Afrique: Les corridors de Lobito et de Nacala doivent aider les pays concernés à booster leurs économies et à transformer localement leurs ressources naturelles, selon un analyste
"Nacala, Lobito… : le spectre colonial derrière les grands corridors miniers africains", 15 septembre 2025
L’Afrique héberge 30 % des réserves mondiales de minéraux critiques, mais souffre notamment d’une insuffisance d’infrastructures pour assurer leur expédition vers les marchés internationaux. Si les grandes puissances investissent pour résorber ce déficit, leurs priorités posent question.
À la 9e Conférence internationale de Tokyo sur le développement de l’Afrique (TICAD 9) fin août 2025, le Japon a annoncé un investissement de 7 milliards USD dans le corridor de Nacala, aux côtés de la Banque africaine de développement et d’autres partenaires. Alors que l’Europe et les États-Unis misent sur le corridor de Lobito et que la Chine consolide son emprise sur des infrastructures similaires, cette initiative nippone illustre la course des grandes puissances pour contrôler les routes d’exportation des métaux critiques africains. Mais derrière les milliards promis, se profile le risque de projets déconnectés des priorités africaines et porteurs de schémas que le continent veut dépasser...
Dans le sud-est du continent, le corridor de Nacala relie le port mozambicain du même nom à la Zambie et au Malawi. Deuxième producteur africain de cuivre derrière la RDC, la Zambie dispose aussi de réserves non négligeables de cobalt. Le Malawi, de son côté, s’annonce comme l’un des prochains producteurs africains de graphite...
À l’ouest, le corridor de Lobito est soutenu par les États-Unis (qui ont annoncé plus de 4 milliards USD d’engagements financiers) et l’Union européenne. Il doit relier le sud de la RDC, deuxième producteur mondial de cuivre et fournisseur de 70 % du cobalt mondial, et le nord de la Zambie au port angolais de Lobito...

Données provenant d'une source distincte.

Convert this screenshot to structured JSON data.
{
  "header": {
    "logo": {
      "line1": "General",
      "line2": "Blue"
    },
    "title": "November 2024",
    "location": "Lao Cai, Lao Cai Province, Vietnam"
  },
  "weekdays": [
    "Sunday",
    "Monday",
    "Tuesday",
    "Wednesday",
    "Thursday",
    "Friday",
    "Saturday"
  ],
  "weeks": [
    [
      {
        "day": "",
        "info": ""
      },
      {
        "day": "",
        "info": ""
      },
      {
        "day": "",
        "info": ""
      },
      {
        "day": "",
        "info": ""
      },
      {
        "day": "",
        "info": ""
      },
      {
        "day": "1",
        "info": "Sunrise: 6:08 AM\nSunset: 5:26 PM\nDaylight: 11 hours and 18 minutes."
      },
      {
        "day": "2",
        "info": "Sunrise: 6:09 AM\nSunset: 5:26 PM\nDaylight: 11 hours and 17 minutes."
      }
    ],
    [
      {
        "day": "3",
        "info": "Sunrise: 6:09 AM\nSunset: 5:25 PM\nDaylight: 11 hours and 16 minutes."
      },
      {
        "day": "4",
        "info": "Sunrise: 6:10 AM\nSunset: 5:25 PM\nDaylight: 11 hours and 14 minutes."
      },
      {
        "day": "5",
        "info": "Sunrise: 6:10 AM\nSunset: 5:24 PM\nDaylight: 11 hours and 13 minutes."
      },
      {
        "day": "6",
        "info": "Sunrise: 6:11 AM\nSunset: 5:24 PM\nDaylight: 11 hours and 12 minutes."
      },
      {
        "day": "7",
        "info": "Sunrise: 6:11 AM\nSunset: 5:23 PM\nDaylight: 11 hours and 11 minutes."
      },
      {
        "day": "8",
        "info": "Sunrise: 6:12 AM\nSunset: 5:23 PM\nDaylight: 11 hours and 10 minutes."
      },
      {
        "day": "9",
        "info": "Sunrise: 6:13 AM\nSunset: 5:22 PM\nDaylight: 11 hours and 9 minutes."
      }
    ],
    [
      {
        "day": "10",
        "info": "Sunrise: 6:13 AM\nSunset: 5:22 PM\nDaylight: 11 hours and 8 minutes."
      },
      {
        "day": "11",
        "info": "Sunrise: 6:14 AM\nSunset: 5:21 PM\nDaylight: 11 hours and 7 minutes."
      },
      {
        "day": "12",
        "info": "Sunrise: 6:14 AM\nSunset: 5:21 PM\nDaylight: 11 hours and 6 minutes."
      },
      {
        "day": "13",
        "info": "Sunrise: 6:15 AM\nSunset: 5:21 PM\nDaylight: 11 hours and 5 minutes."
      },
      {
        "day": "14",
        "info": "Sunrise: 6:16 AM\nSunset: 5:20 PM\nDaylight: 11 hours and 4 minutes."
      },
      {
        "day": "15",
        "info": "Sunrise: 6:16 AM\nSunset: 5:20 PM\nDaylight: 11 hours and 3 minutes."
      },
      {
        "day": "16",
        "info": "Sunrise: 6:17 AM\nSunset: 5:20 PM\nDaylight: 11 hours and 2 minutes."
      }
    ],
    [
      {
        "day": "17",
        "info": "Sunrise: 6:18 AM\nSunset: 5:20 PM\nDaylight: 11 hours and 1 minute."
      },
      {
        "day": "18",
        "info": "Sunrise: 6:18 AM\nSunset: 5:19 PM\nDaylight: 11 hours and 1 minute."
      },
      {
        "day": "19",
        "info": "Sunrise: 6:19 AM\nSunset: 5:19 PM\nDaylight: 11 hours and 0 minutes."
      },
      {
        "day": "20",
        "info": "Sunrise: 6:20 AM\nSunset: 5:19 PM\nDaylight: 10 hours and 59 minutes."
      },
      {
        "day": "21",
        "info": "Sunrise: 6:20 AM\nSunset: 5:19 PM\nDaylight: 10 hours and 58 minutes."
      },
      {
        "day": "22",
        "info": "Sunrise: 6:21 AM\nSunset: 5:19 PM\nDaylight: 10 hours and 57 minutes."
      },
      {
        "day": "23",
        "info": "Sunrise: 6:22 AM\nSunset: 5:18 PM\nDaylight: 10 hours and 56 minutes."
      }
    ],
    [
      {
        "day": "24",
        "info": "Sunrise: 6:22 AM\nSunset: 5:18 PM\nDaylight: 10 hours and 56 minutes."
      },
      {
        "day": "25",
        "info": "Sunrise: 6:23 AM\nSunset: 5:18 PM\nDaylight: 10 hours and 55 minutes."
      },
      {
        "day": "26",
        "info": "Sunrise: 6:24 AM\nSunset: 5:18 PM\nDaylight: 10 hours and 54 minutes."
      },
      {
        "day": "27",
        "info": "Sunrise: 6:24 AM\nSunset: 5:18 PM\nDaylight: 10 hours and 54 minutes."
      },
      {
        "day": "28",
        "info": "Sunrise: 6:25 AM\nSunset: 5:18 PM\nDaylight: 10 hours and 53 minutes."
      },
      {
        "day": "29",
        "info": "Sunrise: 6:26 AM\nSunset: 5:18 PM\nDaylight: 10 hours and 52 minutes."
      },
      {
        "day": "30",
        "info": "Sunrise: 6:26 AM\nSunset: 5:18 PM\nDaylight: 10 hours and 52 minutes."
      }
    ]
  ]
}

La Chine, de son côté, renforce son ancrage via la Tazara, la ligne ferroviaire construite dans les années 1970 entre la Zambie et la Tanzanie. Elle sert déjà au transport du cuivre et du cobalt zambien, et pourrait bientôt acheminer la production de graphite tanzanien vers le port de Dar es-Salaam...
Qu’il s’agisse de Nacala, de Lobito ou de la Tazara, le constat est le même : les corridors soutenus par les grandes puissances visent avant tout à répondre à leurs besoins en matière de minéraux critiques. Pour la Chine, il s’agit de fournir ses usines en matières premières et de maintenir sa domination dans l’approvisionnement mondial. C’est à cette domination que veulent échapper les États-Unis, l’Union européenne et le Japon à travers des initiatives qui réduisent la dépendance des chaînes d’approvisionnement à Pékin...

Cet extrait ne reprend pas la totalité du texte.